Mas há trabalho que tem que ser feito aqui, em conjunto pela Universidade dos Açores e pelo Executivo. Isso é inevitável, não é?

Isso é inevitável, entre a Saúde e a Universidade dos Açores, porque, como lhe disse, o centro académico clínico pressupõe a interação entre uma atividade assistencial na área da saúde e uma atividade académica de ensino e investigação, e tem como objetivo, precisamente, promover o fortalecimento dessas diferentes componentes.

A Comissão que presidiu foi criada, precisamente, para apoiar o processo de decisão do Governo Regional. O que espera que seja o programa funcional final que está a ser preparado?

Eu espero, e tenho a certeza que todos os elementos da Comissão esperam,  que as propostas contidas no nosso relatório, e que visavam uma reformulação do programa base da Antares (com introdução de algumas das propostas do programa funcional da ARIPA), sejam aceites e sejam introduzidas no programa final da Antares. E, posso dizer, que do que tenho conhecimento, a recetividade, nestes últimos dois meses, à proposta de programa funcional final que interiorizou as nossas propostas, tem sido muito bem aceite pelos diretores dos serviços clínicos e não clínicos.

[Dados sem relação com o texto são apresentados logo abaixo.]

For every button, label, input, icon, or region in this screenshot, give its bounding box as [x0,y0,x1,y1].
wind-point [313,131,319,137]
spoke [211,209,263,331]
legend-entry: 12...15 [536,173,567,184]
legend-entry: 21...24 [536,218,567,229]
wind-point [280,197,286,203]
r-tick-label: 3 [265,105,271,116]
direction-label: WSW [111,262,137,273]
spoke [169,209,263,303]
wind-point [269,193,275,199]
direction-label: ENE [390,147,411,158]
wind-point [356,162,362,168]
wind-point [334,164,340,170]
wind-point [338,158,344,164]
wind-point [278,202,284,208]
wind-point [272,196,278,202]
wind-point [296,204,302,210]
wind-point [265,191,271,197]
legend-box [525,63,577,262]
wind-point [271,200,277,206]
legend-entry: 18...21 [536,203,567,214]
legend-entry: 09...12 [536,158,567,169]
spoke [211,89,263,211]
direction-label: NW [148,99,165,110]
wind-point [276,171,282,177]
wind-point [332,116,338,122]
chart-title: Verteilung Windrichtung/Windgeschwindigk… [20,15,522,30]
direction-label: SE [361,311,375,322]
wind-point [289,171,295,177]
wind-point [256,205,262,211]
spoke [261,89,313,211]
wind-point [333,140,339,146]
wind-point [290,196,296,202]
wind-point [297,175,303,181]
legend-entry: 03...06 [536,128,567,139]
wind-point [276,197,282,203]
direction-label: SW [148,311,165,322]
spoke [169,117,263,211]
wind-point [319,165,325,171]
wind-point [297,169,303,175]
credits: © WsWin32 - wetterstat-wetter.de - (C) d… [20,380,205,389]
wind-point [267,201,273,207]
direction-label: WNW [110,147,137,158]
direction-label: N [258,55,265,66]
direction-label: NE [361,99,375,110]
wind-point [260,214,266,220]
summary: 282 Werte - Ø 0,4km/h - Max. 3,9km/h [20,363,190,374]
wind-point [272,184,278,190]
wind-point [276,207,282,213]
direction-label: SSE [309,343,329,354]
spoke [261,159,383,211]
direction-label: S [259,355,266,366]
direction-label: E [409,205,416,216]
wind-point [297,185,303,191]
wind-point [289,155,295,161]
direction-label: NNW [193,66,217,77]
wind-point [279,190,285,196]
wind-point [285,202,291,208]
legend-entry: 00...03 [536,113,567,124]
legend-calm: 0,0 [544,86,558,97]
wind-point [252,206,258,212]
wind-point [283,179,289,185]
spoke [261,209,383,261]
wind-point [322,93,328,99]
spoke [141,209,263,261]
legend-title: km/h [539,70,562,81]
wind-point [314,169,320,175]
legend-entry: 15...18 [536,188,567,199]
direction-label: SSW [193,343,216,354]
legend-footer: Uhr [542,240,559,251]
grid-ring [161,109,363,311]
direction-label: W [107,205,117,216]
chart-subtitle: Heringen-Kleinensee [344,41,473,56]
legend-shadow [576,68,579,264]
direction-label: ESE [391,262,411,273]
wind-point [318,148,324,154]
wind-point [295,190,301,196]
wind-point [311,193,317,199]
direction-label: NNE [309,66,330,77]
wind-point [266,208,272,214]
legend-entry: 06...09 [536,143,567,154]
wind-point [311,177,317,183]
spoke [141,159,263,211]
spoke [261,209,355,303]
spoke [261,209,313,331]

(...) Passados dois anos do incêndio, o HDES continua muito limitado?

Em termos de ambulatório, retomou praticamente a sua atividade toda, tem tido dificuldade em termos de atividade cirúrgica, porque o número de salas disponíveis não é ainda o que era, e em função do número crescente de indicações para atos cirúrgicos, mas também por dificuldades em termos de camas, está ainda um bocadinho limitado em termos da sua produção. Mas o governo decidirá se haverá necessidade ou não de obras intermédias na atual estrutura. 

Já podia ter havido uma maiorceleridade na abertura destas salas?

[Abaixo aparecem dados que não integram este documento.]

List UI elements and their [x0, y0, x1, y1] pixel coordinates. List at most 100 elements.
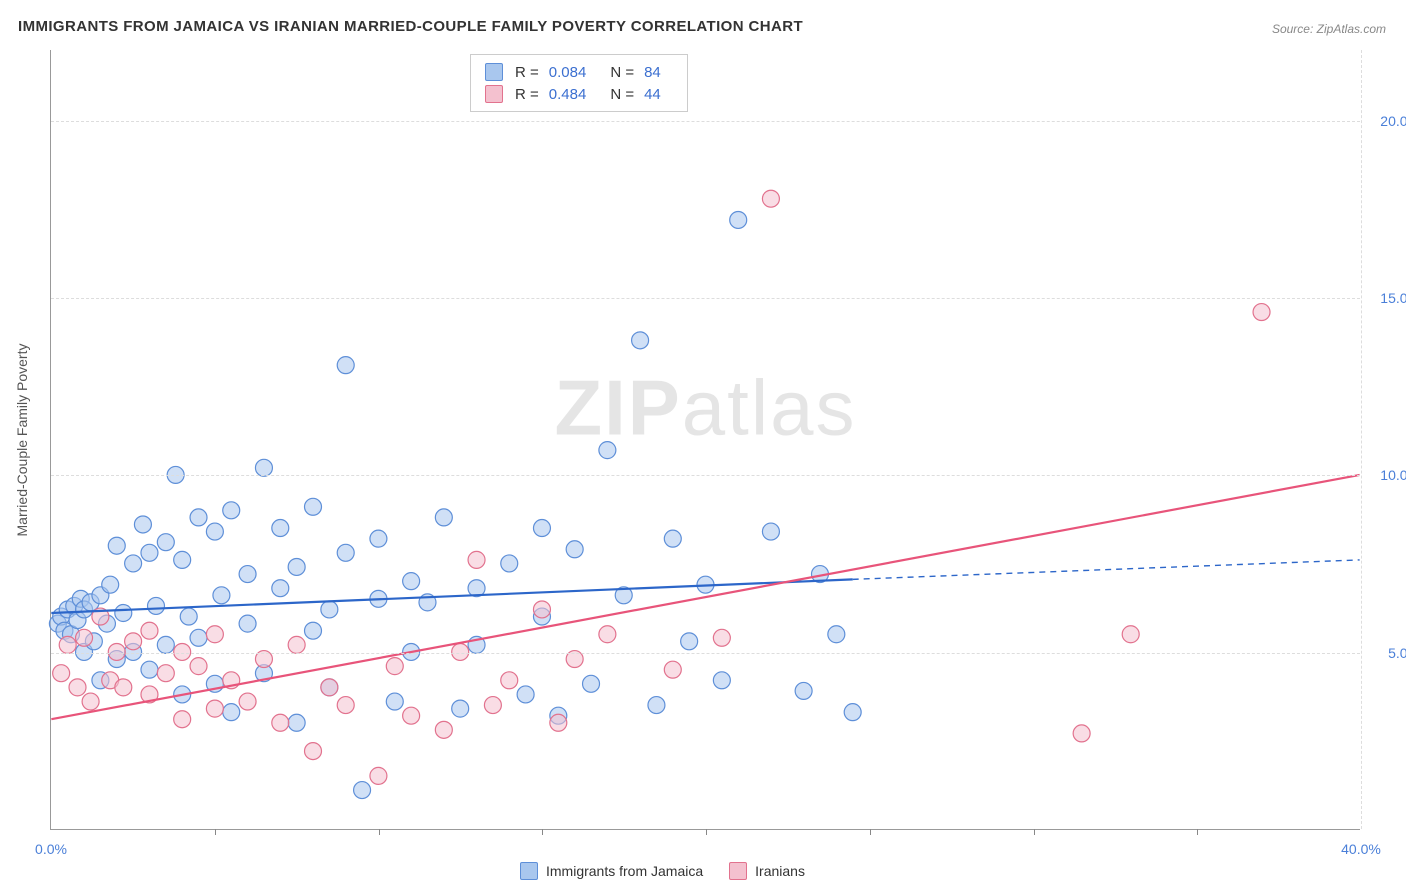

Pessoalmente, julgo que é uma matéria que tem de sofrer alguma aceleração. E também sempre fui defensor (nomeadamente ao longo do tempo em que fui deputado) que se tem de maximizar a resposta pública, utilizar bem as salas de bloco operatório, e sabendo que não é possível ir mais além, procurar os parceiros - e temos pelo menos dois - para fazer cirurgia convencionada, de modo a diminuir as listas de espera.